Contrairement à la psychanalyse, les thérapies cognitives et comportementales s’attachent à traiter d’autres éléments psychologiques que l’état et l’origine du trouble du patient. Ces thérapies sont en effet plus centrées sur la cognition qui peut entraîner dans certains cas un état de souffrance ou un comportement névrotique qu’elles viennent corriger.

Comme son nom l’indique, la thérapie comportementale et cognitive vise le comportement. Comportement généralement intimement lié à des cognitions qui peuvent être des croyances, des pensées. Et ces dernières sont la plupart du temps erronées ou même négatives et que l’individu développe par lui-même. La thérapie comportementale et cognitive tente d’apprendre à l’individu à dépasser ces comportements. Son but est de modifier ces comportements qui peuvent porter préjudice au patient. On traite par exemple des problèmes comme les phobies, les dépendances ou encore les T.O.C ou trouble obsessionnel du comportement. Le fonctionnement de cette thérapie se base sur un postulat simple. Les comportements résultent d’un apprentissage qu’il suffit donc de défaire pour apprendre un autre comportement. Le thérapeute intervient alors en tant que nouveau guide et modèle qui va donner un nouvel apprentissage plus adapté.
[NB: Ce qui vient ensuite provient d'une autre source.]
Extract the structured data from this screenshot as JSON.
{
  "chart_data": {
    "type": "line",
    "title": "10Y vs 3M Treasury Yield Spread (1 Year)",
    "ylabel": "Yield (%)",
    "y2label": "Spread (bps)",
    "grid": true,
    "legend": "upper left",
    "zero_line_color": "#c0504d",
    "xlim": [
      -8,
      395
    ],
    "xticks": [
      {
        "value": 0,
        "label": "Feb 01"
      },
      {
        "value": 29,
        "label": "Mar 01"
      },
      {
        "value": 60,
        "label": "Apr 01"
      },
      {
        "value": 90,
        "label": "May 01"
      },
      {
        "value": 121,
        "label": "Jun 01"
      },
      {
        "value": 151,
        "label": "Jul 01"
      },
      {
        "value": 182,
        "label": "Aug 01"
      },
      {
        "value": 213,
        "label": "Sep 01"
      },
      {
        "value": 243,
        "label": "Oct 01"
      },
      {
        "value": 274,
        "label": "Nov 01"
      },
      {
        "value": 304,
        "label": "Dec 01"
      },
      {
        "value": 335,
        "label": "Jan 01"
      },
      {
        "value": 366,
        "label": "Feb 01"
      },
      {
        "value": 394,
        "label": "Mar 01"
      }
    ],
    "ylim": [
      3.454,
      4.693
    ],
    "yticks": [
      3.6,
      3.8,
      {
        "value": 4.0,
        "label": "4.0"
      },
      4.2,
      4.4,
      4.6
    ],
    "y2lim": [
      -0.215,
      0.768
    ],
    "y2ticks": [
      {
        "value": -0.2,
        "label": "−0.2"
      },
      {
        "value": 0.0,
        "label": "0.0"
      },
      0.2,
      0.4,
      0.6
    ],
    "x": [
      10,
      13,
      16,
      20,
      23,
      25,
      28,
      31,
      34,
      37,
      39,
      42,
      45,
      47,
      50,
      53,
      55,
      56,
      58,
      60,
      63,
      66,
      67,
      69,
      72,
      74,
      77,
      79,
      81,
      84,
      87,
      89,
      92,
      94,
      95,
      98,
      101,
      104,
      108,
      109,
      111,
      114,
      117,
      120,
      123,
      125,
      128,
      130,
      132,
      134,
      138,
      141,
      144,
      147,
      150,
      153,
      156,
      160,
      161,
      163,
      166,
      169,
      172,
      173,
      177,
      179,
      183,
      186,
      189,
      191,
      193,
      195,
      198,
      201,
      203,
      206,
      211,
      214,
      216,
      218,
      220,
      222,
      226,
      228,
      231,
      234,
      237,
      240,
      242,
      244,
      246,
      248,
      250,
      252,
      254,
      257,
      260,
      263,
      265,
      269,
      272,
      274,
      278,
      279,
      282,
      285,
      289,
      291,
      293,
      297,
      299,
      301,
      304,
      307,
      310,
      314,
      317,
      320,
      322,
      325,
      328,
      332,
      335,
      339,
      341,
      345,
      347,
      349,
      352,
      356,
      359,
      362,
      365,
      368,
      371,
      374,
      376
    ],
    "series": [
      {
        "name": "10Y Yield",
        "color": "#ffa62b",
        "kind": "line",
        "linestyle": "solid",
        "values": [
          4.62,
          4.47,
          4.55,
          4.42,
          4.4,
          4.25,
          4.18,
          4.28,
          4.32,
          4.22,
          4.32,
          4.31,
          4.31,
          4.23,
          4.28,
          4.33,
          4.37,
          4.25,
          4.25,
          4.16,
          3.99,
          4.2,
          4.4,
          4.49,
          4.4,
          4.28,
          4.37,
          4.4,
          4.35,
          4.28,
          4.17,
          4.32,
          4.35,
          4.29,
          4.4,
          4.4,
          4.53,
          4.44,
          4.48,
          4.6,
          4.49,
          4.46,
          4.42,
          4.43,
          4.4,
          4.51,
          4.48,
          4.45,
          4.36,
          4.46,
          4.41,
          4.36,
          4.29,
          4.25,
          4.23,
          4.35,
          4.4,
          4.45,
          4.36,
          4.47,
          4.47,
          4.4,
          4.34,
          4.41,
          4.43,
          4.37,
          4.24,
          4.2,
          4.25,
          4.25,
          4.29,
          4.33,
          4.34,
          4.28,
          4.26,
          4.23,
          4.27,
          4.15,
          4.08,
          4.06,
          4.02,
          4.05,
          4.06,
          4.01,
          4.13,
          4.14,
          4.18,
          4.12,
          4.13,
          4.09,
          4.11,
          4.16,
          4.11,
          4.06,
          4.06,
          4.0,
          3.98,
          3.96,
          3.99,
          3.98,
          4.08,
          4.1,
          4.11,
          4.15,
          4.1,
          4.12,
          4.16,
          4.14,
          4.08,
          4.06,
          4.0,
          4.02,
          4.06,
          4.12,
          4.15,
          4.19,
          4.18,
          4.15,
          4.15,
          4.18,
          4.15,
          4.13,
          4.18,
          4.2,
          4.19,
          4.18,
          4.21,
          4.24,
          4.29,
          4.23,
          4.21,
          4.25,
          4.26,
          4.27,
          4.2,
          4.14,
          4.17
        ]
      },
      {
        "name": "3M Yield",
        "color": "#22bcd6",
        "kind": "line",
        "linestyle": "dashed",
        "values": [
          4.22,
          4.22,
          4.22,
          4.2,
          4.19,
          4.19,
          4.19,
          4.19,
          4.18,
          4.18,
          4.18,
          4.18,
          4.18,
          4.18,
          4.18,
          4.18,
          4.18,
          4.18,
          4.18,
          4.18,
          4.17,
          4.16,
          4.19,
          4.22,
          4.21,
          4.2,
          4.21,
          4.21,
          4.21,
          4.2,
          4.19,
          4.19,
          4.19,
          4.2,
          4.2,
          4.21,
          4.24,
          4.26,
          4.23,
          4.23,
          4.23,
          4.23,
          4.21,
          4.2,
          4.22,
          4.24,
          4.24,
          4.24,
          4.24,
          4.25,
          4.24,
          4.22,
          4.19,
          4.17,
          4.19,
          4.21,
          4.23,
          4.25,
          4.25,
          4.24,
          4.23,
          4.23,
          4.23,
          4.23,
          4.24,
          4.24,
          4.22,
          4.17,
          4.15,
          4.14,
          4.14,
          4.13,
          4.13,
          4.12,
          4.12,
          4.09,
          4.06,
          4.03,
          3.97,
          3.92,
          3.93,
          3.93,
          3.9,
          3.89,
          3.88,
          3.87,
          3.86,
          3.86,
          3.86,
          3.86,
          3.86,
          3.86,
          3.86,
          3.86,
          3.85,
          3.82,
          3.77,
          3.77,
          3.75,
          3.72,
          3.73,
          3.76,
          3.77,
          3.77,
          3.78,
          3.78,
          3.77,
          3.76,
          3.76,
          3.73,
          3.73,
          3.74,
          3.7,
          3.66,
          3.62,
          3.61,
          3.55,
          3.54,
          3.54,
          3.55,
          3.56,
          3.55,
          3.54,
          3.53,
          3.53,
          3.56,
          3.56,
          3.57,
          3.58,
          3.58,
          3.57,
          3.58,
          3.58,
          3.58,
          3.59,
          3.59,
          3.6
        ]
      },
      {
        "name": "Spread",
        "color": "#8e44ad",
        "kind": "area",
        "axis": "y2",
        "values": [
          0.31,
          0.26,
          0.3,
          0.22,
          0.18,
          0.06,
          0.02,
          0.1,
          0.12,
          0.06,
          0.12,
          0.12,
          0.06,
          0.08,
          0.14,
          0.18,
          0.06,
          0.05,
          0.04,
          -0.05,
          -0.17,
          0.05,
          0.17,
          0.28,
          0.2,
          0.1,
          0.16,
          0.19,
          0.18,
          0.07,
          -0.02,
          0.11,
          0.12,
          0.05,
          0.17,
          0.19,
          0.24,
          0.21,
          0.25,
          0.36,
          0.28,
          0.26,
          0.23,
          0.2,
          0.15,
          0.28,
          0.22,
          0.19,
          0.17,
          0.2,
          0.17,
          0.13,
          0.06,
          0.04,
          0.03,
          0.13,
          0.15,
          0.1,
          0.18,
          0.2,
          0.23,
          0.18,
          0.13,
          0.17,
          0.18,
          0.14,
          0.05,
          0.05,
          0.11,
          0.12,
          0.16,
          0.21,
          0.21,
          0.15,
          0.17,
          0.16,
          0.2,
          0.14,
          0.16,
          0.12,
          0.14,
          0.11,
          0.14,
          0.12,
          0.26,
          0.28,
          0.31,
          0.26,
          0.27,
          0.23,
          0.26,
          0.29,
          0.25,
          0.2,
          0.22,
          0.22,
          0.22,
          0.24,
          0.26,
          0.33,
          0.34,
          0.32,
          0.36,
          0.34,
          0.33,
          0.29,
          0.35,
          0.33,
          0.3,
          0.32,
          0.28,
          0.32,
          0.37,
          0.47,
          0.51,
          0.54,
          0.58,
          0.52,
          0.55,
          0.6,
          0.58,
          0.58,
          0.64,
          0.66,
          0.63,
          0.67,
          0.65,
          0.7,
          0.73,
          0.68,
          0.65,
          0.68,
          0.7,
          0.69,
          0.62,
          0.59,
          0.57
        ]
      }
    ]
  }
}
Il intervient ainsi pour apporter une certaine correction. Il faut dire que si le problème n’est pas pris en charge, cela peut être handicapant pour l’individu. Une phrase qui peut résumer le processus est « de réussir demain ce que l’on se croit incapable aujourd’hui et que, de ce fait, on a raté hier ». Une séance de thérapie comportementale et cognitive plonge le patient au cœur de sa situation. Cela permet au thérapeute de comprendre ce qui met le patient face à ses peurs et se problèmes. Au fur et à mesure des séances, le thérapeute fait progresser la thérapie. Cela peut s’agir par exemple d’effectuer des tâches précises à tel ou tel moment, d’établir un agenda précis etc. Le thérapeute à ce moment là joue le rôle de guide mais aussi de conseiller et explique les origines du trouble pour aider à mieux le comprendre. Il propose également des solutions pour mieux en sortir. Des séances de relaxation peuvent être prévues pour certains patients atteints de phobies. Une séance dure en moyenne 45 minutes et peuvent durer jusqu’à une dizaine de mois. On identifie des troubles comportementaux et cognitifs comme les troubles anxieux, les phobies simples et sociales, les affections liées au stress, la boulimie, les troubles sexuels et les problèmes de couple.